Dear Carolyn: My wife is a wonderfully sensible person and appropriately sensitive. She is the oldest of three sisters and often feels left out. The age and geographical distance make it understandable that her two sisters have a much closer relationship.

Still, they left her out of a big announcement, and my wife is hurt and now doesn’t want to have anything to do with them. She hasn’t answered their phone calls for weeks, and they are calling me asking if she is OK. I’m not allowed to tell the truth.

Her perceptions are entirely correct, but I have told her this isn’t going to produce a good result. I value her family, but I am not the one to suffer the real consequences. I am worried she is making a mistake.

Is there anything I can do but tell her my concerns? And is she right to do this? – Will Do What’s Right for Her

What is “wonderfully sensible” about giving her sisters the silent treatment, and silencing you as well?

It’s both needlessly punitive and a power trip.

The issue here isn’t the “real consequences” your wife may suffer, or whether she has somehow miscalculated which response will be best for her emotionally, either in the near- or long-term. You may be right that she will ultimately regret estranging herself from her sisters, but that is a matter of mistreating herself, and therefore a risk she is entitled to take.

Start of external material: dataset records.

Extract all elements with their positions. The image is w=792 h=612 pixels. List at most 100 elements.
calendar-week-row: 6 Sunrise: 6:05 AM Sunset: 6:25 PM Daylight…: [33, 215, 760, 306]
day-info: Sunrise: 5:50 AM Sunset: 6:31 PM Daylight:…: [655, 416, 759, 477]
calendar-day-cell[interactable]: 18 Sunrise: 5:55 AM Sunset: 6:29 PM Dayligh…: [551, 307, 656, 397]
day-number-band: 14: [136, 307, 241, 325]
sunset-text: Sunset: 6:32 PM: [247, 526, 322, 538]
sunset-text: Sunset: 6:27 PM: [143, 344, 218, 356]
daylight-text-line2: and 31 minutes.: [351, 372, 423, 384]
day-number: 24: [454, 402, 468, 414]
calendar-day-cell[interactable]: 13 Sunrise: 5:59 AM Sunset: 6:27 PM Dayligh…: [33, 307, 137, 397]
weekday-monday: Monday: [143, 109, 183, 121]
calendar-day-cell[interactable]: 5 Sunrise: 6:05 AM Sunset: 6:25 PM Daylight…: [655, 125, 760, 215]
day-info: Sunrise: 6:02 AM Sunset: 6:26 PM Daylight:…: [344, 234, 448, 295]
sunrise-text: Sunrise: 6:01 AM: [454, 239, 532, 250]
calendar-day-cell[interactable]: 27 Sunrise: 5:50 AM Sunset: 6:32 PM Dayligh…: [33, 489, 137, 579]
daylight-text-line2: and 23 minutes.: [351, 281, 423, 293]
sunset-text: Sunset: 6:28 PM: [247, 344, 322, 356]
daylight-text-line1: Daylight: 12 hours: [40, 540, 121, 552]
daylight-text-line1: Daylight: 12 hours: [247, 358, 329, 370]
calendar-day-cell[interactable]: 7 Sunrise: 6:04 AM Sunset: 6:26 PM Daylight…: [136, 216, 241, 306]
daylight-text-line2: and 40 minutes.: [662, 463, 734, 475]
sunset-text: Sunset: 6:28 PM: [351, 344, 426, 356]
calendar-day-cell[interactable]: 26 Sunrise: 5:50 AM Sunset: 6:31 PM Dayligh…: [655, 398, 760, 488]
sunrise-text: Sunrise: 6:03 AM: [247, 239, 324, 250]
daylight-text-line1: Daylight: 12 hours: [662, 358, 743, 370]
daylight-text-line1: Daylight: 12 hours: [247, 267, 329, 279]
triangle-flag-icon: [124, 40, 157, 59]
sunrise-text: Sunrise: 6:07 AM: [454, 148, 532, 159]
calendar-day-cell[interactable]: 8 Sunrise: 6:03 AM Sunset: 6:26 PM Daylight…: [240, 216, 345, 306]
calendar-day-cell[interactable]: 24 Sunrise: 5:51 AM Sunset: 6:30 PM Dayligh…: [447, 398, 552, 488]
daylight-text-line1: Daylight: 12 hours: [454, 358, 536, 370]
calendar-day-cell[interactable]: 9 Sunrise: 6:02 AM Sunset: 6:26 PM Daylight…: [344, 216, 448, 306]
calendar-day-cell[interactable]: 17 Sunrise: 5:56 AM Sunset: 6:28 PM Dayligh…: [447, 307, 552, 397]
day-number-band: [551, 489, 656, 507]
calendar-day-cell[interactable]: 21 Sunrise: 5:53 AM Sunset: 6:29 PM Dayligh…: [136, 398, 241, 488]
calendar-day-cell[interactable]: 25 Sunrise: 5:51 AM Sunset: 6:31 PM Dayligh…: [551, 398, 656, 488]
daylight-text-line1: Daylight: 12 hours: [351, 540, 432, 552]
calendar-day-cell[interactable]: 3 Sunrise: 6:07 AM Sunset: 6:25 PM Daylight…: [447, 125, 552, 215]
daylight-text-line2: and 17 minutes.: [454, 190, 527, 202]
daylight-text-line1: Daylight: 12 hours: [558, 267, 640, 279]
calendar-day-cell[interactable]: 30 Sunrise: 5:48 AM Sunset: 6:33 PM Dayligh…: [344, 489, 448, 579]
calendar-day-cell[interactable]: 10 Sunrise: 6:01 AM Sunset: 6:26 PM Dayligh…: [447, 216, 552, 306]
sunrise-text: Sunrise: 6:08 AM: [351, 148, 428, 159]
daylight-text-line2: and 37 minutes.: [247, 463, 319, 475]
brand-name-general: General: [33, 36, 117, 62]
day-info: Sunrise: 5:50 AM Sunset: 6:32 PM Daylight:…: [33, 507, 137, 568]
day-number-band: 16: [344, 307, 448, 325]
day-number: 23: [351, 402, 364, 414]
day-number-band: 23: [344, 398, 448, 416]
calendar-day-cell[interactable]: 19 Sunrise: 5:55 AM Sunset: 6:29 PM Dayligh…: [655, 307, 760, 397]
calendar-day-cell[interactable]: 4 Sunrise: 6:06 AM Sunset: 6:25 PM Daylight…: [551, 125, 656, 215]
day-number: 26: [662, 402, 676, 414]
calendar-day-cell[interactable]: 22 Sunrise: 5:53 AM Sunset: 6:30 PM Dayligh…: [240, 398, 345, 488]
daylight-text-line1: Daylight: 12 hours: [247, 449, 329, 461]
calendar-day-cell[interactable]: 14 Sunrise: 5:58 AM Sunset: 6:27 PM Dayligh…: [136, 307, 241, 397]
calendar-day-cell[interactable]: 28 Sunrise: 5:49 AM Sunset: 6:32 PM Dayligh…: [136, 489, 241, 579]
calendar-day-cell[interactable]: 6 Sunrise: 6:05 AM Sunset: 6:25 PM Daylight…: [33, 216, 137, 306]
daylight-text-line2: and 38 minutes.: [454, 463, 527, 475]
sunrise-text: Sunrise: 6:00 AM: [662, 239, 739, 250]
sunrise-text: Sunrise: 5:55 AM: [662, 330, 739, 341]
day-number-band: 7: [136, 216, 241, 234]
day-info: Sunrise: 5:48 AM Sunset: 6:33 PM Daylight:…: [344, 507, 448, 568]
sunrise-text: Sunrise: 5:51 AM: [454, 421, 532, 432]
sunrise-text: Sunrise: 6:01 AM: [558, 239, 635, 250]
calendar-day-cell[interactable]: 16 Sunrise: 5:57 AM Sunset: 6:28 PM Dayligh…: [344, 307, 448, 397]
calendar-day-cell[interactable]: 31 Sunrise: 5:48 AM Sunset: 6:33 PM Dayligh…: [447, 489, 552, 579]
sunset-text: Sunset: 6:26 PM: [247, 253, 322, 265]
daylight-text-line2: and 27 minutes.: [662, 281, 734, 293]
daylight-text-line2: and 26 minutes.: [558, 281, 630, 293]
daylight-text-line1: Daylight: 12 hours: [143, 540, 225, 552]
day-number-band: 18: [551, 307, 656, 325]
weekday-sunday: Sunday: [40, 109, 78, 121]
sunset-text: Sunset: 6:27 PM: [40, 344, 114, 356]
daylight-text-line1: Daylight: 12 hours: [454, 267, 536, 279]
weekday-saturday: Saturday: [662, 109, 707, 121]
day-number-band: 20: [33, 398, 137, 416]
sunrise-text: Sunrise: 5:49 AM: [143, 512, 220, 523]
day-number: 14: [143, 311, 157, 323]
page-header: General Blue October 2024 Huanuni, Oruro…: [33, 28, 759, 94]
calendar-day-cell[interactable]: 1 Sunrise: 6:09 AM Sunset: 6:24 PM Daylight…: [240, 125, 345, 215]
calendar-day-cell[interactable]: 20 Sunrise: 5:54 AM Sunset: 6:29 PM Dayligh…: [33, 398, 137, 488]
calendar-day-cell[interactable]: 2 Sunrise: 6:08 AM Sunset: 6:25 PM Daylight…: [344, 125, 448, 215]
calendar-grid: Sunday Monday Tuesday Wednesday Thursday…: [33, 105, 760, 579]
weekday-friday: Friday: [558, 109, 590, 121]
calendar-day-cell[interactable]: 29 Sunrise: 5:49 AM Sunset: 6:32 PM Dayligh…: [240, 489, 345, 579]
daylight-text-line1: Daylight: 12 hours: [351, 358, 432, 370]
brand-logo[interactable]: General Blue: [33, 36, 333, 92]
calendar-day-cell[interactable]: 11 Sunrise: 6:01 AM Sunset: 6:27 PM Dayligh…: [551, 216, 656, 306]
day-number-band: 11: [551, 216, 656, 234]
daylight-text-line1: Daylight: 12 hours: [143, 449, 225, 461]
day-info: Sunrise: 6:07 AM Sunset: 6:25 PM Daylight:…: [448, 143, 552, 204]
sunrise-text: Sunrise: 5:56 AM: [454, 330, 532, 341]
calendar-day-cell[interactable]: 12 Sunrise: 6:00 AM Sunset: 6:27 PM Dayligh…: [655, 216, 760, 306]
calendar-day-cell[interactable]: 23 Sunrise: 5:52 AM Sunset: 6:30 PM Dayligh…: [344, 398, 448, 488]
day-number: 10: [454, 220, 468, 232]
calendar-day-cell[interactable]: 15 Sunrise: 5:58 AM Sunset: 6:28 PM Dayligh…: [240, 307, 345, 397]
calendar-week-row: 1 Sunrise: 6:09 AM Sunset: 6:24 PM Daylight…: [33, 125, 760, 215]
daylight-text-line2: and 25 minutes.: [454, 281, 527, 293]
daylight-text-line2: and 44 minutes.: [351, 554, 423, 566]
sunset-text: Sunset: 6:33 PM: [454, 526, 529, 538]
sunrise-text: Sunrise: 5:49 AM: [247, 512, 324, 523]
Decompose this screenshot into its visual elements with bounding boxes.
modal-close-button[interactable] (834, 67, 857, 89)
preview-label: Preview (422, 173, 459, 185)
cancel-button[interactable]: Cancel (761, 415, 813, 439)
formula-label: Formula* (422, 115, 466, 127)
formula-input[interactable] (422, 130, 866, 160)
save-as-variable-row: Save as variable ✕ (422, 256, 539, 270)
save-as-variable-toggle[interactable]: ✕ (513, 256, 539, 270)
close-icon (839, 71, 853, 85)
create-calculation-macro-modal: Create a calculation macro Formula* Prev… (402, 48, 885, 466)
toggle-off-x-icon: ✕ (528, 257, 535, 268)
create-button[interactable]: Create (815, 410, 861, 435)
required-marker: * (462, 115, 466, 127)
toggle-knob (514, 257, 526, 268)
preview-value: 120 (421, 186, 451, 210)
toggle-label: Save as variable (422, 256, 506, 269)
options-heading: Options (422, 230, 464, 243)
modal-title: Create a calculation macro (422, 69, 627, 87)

The issue is that your wife’s silence constitutes mistreatment of others. It’s arbitrary and cruel.

Her sisters may well have done something wrong – I’ll assume you’re right for the sake of argument – but their being wrong doesn’t give your wife license to leave them hanging. calling, wondering, grasping for answers.

She recognizes that their wanting answers is leverage, she has over them, and she’s using it to cause them pain. How is torturing them defensible?

And how is it possibly OK for her to insist on your complicity? If you told the sisters the truth, then you would also take away your wife’s leverage, so she’s controlling you to ensure she can still control her sibs.

Please do not let yourself be a party to emotional abuse.

There’s a much simpler issue here, too: Grown-ups use their words. The mature option for your wife is to face her problem directly and speak to her sisters: “I was really hurt when you excluded me from this announcement. I feel left out on a regular basis, but this hurt the most.”

Ideally – as in, maturely – she would then let them say their piece and maybe reconcile if warranted, but she can also say, if she so chooses: “I don’t like feeling this way and I don’t see anything about our relationships changing, so I will not be in touch for a while. Please don’t try to contact me.”

You obviously don’t get to decide what your wife does. However, you can let this “wonderfully sensible” person know , with due compassion and sympathy, that there are more productive – and honorable – ways to handle her hurt feelings, no matter how legitimately she came by them. You can also say you’ll answer direct questions minimally but truthfully, and no longer abet her treating others as she would never stand for their treating her.